The pinnacle of loyalty is that an ant married an elephant, and after he died, she spent her entire life burying him :)
What do a 14-year-old pregnant girl and the child inside her have in common?
Both are thinking, “Oh no! My mom’s gonna kill me!”
Due to her death, you can no longer get a letter from the Queen when you turn 100.
Instead, you now receive a text from Prince Andrew when you turn 14.
Yo mama is so ugly, when she went for plastic surgery, they accidentally gave her face a Brazilian Butt Lift!
Yesterday I purchased a world map and told my wife to throw a dart, and wherever it lands, I will take her. Turns out we're spending three weeks behind the fridge.
I hooked up with my German girlfriend, but I kept on getting distracted when she kept yelling her age.
There is a joke that did not enter this page... Why?

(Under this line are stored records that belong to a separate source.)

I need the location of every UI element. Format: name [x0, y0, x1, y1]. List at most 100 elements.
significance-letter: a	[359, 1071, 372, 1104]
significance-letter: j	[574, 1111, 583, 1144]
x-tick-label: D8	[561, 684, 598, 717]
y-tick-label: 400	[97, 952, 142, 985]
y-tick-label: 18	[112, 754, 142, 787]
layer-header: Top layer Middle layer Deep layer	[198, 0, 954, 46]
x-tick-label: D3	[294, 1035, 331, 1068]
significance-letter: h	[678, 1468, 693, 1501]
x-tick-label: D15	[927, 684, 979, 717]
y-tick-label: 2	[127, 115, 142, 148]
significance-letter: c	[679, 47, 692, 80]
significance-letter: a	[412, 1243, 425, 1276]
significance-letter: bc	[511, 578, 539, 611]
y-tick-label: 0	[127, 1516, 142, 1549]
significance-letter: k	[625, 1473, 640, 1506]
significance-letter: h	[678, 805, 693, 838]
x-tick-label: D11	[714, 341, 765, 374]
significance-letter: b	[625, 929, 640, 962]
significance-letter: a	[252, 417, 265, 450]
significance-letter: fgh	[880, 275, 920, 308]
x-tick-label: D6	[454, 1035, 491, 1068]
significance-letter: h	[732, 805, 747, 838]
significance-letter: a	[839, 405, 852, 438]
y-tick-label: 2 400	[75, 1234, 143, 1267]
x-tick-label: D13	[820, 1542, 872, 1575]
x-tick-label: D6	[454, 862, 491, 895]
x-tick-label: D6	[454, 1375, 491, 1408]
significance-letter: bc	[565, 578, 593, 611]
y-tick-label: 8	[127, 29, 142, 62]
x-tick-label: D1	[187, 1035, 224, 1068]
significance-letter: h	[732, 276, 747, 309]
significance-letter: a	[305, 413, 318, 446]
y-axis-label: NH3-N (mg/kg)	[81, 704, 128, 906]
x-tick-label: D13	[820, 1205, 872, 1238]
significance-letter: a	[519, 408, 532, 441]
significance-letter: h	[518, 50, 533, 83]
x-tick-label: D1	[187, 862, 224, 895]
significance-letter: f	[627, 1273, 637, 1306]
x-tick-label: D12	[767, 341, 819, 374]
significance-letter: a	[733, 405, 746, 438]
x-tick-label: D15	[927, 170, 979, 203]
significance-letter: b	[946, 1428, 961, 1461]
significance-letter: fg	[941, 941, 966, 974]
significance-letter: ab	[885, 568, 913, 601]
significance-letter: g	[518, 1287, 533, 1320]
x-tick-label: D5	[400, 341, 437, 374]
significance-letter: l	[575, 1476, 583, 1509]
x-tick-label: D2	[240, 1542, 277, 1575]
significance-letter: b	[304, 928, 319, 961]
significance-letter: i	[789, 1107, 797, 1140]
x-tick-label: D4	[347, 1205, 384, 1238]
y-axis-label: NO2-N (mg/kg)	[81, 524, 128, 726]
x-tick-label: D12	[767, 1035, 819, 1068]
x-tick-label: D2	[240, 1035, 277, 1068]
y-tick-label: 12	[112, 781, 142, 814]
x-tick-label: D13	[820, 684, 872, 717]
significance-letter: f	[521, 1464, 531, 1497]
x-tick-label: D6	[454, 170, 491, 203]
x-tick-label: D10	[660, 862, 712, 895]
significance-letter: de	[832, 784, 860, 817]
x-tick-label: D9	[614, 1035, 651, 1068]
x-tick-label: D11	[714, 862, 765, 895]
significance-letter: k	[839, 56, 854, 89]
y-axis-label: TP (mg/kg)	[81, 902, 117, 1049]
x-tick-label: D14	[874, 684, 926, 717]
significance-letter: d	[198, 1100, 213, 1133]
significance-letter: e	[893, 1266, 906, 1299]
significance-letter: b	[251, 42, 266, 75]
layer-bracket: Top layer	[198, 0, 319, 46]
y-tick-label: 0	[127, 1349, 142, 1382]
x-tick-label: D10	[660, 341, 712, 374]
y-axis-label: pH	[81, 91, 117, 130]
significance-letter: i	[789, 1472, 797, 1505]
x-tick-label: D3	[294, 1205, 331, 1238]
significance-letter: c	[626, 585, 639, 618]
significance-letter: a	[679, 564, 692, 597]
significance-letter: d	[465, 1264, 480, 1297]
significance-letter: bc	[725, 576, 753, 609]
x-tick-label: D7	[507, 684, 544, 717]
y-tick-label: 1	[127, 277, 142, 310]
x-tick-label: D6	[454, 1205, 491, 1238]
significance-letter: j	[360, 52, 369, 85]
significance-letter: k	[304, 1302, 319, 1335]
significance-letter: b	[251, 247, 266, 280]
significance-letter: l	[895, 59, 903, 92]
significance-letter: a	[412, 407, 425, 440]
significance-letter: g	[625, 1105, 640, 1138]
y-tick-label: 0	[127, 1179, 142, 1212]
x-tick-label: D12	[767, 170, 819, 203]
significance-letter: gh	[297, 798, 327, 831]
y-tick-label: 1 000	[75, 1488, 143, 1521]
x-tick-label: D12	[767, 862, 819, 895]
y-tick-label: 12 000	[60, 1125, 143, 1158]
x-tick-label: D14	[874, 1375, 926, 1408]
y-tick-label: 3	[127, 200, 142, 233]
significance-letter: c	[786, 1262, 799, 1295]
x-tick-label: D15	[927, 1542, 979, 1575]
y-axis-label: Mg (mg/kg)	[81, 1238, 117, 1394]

She is afraid they will laugh at her!
One spelling mistake can completely ruin your marriage.
I accidentally texted my wife, "I’m having a wonderful time. I wish you were her."
My girlfriend got COVID.
This is the perfect time to propose to her. She might just say yes because of the lack of taste.
I suggested to my girlfriend that she would look sexier with her hair back.
Apparently, that’s insensitive to someone during chemo.
I hope I die peacefully in my sleep like my mother.
Not screaming like her passengers.
My cousin just broke up with his girlfriend, and I told him, "Since your dad owns a moving company, you can already take half of her stuff."
What’s the difference between jelly and jam?
You can’t “jelly” it in her ass.
Your mama is so nasty.
She showed up to Red Lobster with her own crabs.
My cousin just broke up with her boyfriend, and I told her, "Since your dad owns a moving company, you can already take half of his stuff."
What is the best thing about an 18-year-old girl in the shower?
Slick her hair, she looks 15.
What’s 9 inches long and makes my girlfriend scream?
One inch and put it in her. Her miscarriage.
My last relationship ended because I didn’t open the car door for her. Instead, I just went to the top of the water.
What is the worst thing about dating a blind woman?
Getting her husband's voice just right.